Cuando Ridley Scott dirigió Alien en 1979, contándonos aquella historia de una bestia desconocida que aterrorizaba a los integrantes de una nave espacial, prácticamente creó un subgénero cinematográfico: el terror sideral. No hay manera de superar eso, por mucho que cualquiera, incluso él mismo, lo intente. Con él perdimos la inocencia.
Por eso es un poco injusto con el gran director británico juzgar Alien: Covenant comparándole inmisericordemente con su predecesora original. Es como si te pidieran calificar la actuación de un mago luego de que alguien te contara cómo hace sus trucos. Es casi una falta de cortesía.
Lo que sí se puede decir de esta nueva entrega de la franquicia cinematográfica es que la tecnología de imágenes generadas por computador ha conseguido depurar a tal grado la figura de la criatura que deberán enfrentar los pasajeros de esta nave, que aquellos de estómago delicado deben tomar precauciones: el asco que produce desde que la vimos hace más de tres décadas ha aumentado mucho, tal vez porque no hay ya vestigio de esa textura artesanal y cauchuda que se percibía la primera vez que supimos que en el espacio no se escuchan nuestros gritos.

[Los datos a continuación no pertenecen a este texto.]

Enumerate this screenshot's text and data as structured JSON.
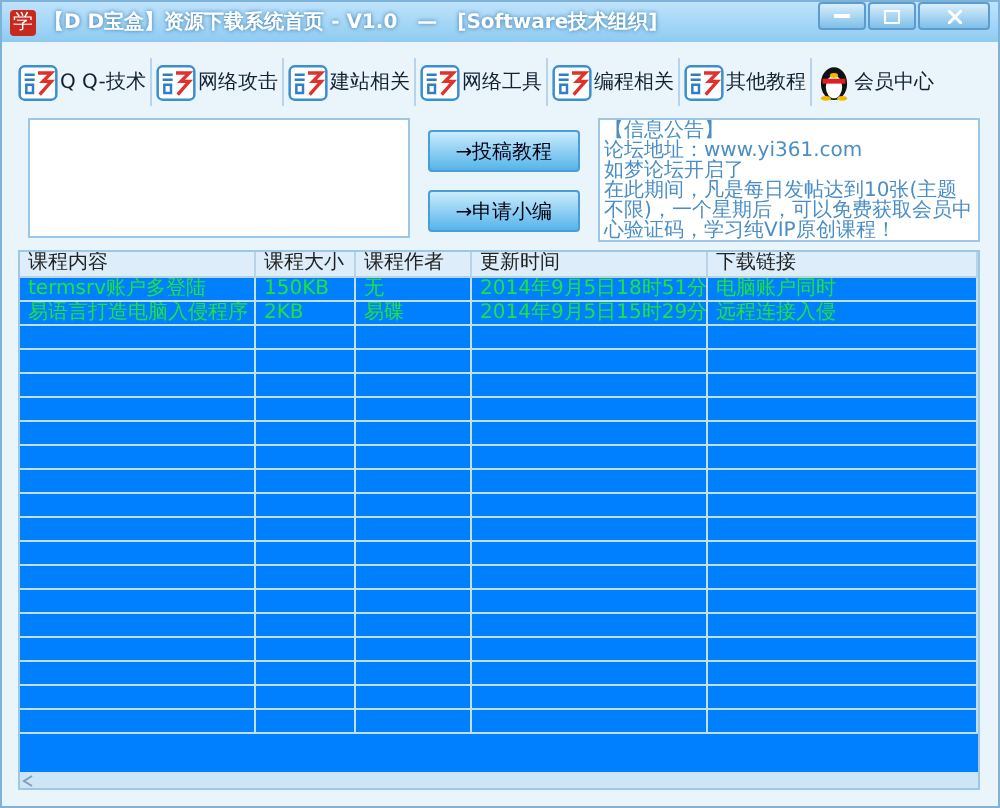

El esquema ya lo conocemos. Nave espacial, en este caso colonizadora buscando un nuevo hogar para la humanidad (con los ecos de actualidad que eso implica), se ve en la obligación de aterrizar en un planeta que reconocerán aquellos que vieron Prometheus, porque el viaje que habían estipulado se ve truncado en mitad del camino. Allí encontrarán a un ser que les hará la vida imposible y los irá acabando uno por uno. Nada nuevo.
Lo interesante son las pequeñas variables que esta vez introduce Scott en el tema. Porque en el nuevo planeta los tripulantes de la nave encuentran ayuda. Aquel robot de Prometheus que posee la cara y las frías modulaciones de la voz de Michael Fassbender.
Será su figura y las repercusiones de sus ideas lo más destacable de esta película, el complemento serio de la carnicería cada vez más rápida para la vista, que ya conocemos. ¿El día que creemos robots que tomen decisiones autónomas, podrán verse a sí mismo como una especie de dioses con la potestad de decidir acerca de la supervivencia de la especie?
Con su habitual buen ojo para recrear un futuro cercano, que parece posible, Scott no es tan acertado esta vez en hacer que encajen las piezas. Sólo un par de los expedicionarios logra importarnos lo suficiente para que suframos por ellos.
La música telegrafía demasiadas veces el sentimiento que quieren provocar las imágenes que siguen, lo que no ayuda mucho al suspenso. Una escena en la que está involucrada una ducha, parece más un homenaje al cine de terror más ochentero, en el que siempre se castigaba el sexo. Sin embargo, encuentra Scott en Katherine Waterston a una digna sucesora de Ripley, aquel personaje inmortal de Sigourney Weaver. No es poco.
Sí. Ya sabes cómo saca al conejo el mago de su sombrero. Pero todavía te asombra ver que el conejo está vivo.